Hong Kong. A lad, Yuddy, seduces Li-zhen, a saleswoman working at the sports arena desk, and they start a relationship. However, Yuddy gets bored and disappears from her life without any explanation. Walking alone at night, Li-zhen is comforted by a police patrol man, Tide, but refuses to end up with him. Yuddy manages that another woman falls for him, dancer Mimi, but then dumps her as well. An angry Mimi confronts Li-zhen, but the latter tells her that Yuddy just dumps all the women like that. Yuddy confronts his adoptive mother and leaves for Philippines in order to find his biological mother. He is robbed by a girl but meets and befriends Tide, who became a sailor. Yuddy ends up in a fight in a hotel. While traveling in a train with Tide, one of the criminals tracks down Yuddy and shoots him in the wagon.

"Days of Being Wild" pretty much sums up all the frustrating aspects about director Wong Kar-wai: overwhelming aesthetics, underwhelming writing. While the cinematography is exquisite, filled with several wonderful, lush, beautiful shots and images, his storyline is strangely thin, with several 'empty walks', especially in the banal writing of dialogues, since some of the lines almost sound as if they came from a soap opera ("I told you not to love me! You got his car, and now you want even me!"). The final 20 minutes, where the main protagonist, Yuddy, suddenly decides to go to Philippines to search for his biological mother, are misguided and lead nowhere. Still, even in this 'raw' approach, Kar-wai has moments of magic, featuring nostalgia and a humanistic sympathy for his imperfect characters, especially in the puzzling protagonist who is a restless and aimless individual, a man who finds love (with two women), but leaves them because he hasn't found happiness with them, so he goes to search for love for his biological mother in the (illusory) search for some comfort, some peace of mind.

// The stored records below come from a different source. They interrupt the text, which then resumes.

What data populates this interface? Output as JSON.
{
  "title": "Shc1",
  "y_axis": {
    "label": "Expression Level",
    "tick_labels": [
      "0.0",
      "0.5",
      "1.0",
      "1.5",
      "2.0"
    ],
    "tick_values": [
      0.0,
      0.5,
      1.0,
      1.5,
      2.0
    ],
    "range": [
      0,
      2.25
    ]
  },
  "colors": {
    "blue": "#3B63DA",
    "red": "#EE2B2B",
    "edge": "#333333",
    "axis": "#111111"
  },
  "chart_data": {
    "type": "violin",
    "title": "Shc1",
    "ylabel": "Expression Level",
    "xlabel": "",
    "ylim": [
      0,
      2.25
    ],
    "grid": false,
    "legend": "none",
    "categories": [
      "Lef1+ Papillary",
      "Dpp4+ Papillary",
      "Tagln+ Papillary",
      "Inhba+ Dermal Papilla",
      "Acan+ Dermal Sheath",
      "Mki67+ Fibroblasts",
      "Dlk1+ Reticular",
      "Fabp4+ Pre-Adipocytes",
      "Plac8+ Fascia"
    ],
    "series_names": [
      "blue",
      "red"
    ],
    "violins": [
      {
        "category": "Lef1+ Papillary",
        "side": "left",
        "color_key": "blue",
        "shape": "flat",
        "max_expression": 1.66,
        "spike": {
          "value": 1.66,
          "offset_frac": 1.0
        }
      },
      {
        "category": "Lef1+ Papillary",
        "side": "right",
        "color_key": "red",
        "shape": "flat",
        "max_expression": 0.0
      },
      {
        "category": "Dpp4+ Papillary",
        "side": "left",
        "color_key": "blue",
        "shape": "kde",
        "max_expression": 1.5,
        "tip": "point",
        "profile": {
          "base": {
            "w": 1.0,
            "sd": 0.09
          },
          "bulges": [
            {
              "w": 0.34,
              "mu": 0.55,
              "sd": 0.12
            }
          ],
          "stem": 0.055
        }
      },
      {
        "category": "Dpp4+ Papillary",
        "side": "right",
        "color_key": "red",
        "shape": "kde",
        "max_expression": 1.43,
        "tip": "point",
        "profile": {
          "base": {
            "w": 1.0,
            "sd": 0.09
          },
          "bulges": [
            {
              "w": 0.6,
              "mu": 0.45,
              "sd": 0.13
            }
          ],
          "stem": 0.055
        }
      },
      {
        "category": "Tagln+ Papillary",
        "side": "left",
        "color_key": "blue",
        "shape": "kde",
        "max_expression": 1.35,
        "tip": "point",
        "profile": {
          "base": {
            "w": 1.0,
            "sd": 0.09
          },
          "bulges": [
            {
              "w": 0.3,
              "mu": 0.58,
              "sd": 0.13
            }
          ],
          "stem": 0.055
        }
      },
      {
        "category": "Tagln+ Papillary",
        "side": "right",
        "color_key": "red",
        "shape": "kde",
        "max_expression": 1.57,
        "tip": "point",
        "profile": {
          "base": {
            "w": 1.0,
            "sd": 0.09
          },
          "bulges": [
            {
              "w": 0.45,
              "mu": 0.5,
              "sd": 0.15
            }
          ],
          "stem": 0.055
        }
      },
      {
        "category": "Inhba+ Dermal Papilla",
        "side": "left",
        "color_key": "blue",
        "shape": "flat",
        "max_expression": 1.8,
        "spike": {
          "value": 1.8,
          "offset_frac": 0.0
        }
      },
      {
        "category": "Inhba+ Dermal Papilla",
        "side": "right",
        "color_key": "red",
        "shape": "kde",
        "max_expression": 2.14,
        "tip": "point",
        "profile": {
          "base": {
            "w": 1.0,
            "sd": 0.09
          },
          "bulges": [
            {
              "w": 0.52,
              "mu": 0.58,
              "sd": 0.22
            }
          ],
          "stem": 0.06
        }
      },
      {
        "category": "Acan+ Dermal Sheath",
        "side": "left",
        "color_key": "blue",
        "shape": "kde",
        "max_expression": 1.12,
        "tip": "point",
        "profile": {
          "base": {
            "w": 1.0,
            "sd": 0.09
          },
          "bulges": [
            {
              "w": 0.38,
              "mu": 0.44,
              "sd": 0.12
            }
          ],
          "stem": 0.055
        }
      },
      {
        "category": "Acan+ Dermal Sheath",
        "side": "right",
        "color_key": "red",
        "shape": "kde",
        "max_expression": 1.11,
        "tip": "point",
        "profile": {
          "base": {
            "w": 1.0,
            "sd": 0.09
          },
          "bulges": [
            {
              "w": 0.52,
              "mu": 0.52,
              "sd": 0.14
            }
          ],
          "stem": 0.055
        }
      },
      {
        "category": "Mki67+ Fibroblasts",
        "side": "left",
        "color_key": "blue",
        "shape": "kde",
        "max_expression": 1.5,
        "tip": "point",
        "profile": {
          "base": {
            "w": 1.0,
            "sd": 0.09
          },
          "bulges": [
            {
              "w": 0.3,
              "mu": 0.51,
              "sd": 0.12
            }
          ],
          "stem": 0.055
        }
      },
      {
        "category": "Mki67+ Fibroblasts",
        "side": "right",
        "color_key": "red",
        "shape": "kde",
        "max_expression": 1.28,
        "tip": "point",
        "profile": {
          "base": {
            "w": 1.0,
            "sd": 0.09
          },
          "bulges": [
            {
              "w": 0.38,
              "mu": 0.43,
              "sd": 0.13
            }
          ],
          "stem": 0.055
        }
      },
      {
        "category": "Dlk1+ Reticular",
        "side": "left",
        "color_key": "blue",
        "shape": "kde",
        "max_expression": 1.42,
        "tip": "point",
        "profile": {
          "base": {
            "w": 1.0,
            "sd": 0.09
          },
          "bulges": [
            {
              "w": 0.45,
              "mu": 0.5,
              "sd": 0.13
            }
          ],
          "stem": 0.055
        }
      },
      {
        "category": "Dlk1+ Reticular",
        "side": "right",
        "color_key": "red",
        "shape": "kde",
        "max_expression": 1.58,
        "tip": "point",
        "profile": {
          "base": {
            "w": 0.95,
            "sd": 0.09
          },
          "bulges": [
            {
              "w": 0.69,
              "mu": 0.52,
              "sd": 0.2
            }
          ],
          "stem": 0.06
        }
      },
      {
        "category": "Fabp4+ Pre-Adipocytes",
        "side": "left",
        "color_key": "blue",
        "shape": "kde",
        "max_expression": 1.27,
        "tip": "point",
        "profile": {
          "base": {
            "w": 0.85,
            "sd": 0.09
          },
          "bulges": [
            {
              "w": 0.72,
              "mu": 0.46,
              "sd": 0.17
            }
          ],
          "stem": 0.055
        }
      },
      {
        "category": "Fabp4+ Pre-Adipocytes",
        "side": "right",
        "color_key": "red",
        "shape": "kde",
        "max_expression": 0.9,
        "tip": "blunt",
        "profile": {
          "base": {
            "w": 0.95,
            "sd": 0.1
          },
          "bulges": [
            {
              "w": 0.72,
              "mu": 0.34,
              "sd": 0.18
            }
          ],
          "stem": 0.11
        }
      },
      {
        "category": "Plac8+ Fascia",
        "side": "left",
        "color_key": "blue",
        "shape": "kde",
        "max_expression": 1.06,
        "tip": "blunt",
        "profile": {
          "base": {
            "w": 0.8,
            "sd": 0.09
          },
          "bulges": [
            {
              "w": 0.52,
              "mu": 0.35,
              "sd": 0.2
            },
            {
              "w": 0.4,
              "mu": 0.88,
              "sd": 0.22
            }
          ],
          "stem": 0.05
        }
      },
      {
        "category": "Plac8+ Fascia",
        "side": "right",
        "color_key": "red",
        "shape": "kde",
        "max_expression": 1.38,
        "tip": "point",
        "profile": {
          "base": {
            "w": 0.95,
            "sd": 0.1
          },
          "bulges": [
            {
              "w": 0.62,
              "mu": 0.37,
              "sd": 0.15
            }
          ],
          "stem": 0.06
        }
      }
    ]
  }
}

The most was achieved out of excellent actors: as great as Maggie Cheung is, she is overshadowed by the high calibre, genuine and irresistible performance by the fantastic Carina Lau as dancer Mimi, whose character is a joy to watch. One of the most charming sequences is the one where Yuddy returns to his apartment, angry that Mimi has not cleaned the floor. Mimi meets him sitting on a chair in a fancy, short dress, by saying: "Am I pretty?" - "Did you wipe the floor?" - "I did! It's just dry because of the heat. Don't believe me? Do you want me to swear?" - "Swear by cursing yourself!" - "I won't do that! OK, I'll clean it when I go out, alright?!" Another interesting leitmotiv is the one of time (in the opening, Yuddy tells Li-zhen that he will always remember that one minute before 3 PM, on 16 April 1 9 6 0, because he spent it with her) and the search for some permanent value in life. As cryptic and peculiar this movie is, and its strange directions, it is difficult not to be just a little bit enchanted with it in the opening encounter in which Yuddy tells Li-zhen that she will dream of him tonight, and the next morning, he shows up to spot her all tired, leading to a magical dialogue ("I haven't dreamt of you last night." - "That's because you haven't slept at all. But you see me now, anyway").